Metin Arditi invente la biographie d'Elie Soriano, né Juif à Constantinople (vers 1519), terre conquise par les Musulmans. Elie est passé maître dans l'art de la calligraphie et ne peut concevoir de vivre sans dessiner, ce qui est interdit par le dogme judaïque. Alors Elie fuit Istanbul pour Venise et devient élève du Titien qui le surnomme
le Turquetto (le petit Turc). Ainsi débute le récit d'une passion, un destin mouvementé que
Metin Arditi conte avec ferveur, construit avec force, et plante dans une Renaissance en plein conflit religieux (début de la Réforme), à la naissance de grands courants de pensée nouveaux (héliocentrisme, etc.) où l'obscurantisme, autant juif que chrétien ou musulman, étouffe encore la raison et l'humanisme. Il est question de tout et de son contraire : d'entraide, d'empathie, d'art, de vie, mais aussi de trahison, de haine, de laideur, de mort. L'auteur réussit à entrainer inlassablement le lecteur dans le tourbillon de cette vie aux identités multiples, aux rencontres innombrables, heureuses autant que malheureuses. En conteur averti, il fait évoluer ses personnages au coeur des rivalités et des fastes de Venise, entre ombre et lumière, entre religion et pouvoir, en filigrane du destin d'un artiste habité qui pour exercer cache son identité.

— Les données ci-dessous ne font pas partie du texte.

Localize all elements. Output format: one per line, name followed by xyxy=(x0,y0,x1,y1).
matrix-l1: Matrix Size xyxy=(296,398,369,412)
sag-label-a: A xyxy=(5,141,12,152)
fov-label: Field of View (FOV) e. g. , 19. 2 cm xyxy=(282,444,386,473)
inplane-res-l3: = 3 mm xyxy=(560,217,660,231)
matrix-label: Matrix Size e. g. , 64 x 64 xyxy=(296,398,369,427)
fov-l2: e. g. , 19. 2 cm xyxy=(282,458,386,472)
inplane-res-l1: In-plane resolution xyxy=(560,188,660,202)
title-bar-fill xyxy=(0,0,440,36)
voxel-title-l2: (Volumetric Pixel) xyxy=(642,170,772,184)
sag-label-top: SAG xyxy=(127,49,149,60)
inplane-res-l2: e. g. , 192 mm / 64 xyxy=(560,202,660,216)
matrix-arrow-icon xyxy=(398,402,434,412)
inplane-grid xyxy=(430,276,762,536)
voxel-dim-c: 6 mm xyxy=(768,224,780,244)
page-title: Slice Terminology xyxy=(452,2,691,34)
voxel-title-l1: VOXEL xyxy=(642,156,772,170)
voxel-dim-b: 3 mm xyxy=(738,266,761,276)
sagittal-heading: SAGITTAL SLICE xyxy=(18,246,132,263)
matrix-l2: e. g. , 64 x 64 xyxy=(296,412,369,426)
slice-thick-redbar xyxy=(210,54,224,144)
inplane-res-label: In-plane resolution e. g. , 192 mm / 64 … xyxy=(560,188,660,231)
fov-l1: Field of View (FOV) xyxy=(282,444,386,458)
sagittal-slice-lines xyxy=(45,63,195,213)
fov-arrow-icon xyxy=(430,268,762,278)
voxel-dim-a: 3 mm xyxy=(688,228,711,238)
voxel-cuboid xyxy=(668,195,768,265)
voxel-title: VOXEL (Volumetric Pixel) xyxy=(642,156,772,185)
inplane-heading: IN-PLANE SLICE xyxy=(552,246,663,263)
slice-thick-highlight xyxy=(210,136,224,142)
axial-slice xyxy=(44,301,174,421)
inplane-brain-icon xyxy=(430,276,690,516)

Le style est agréable, l'écriture dynamique, le vocabulaire, sans être particulièrement érudit, est plutôt riche ; seul point négatif : quand on est un aussi bon conteur, à l'imagination fertile et à la plume sûre, est-il acceptable de méconnaitre le verbe "dire" et d'utiliser pratiquement systématiquement le verbe "faire" !? Car à force de faire partout, l'odeur va bientôt égaler celle des cloaques de la Sérénissime !!!!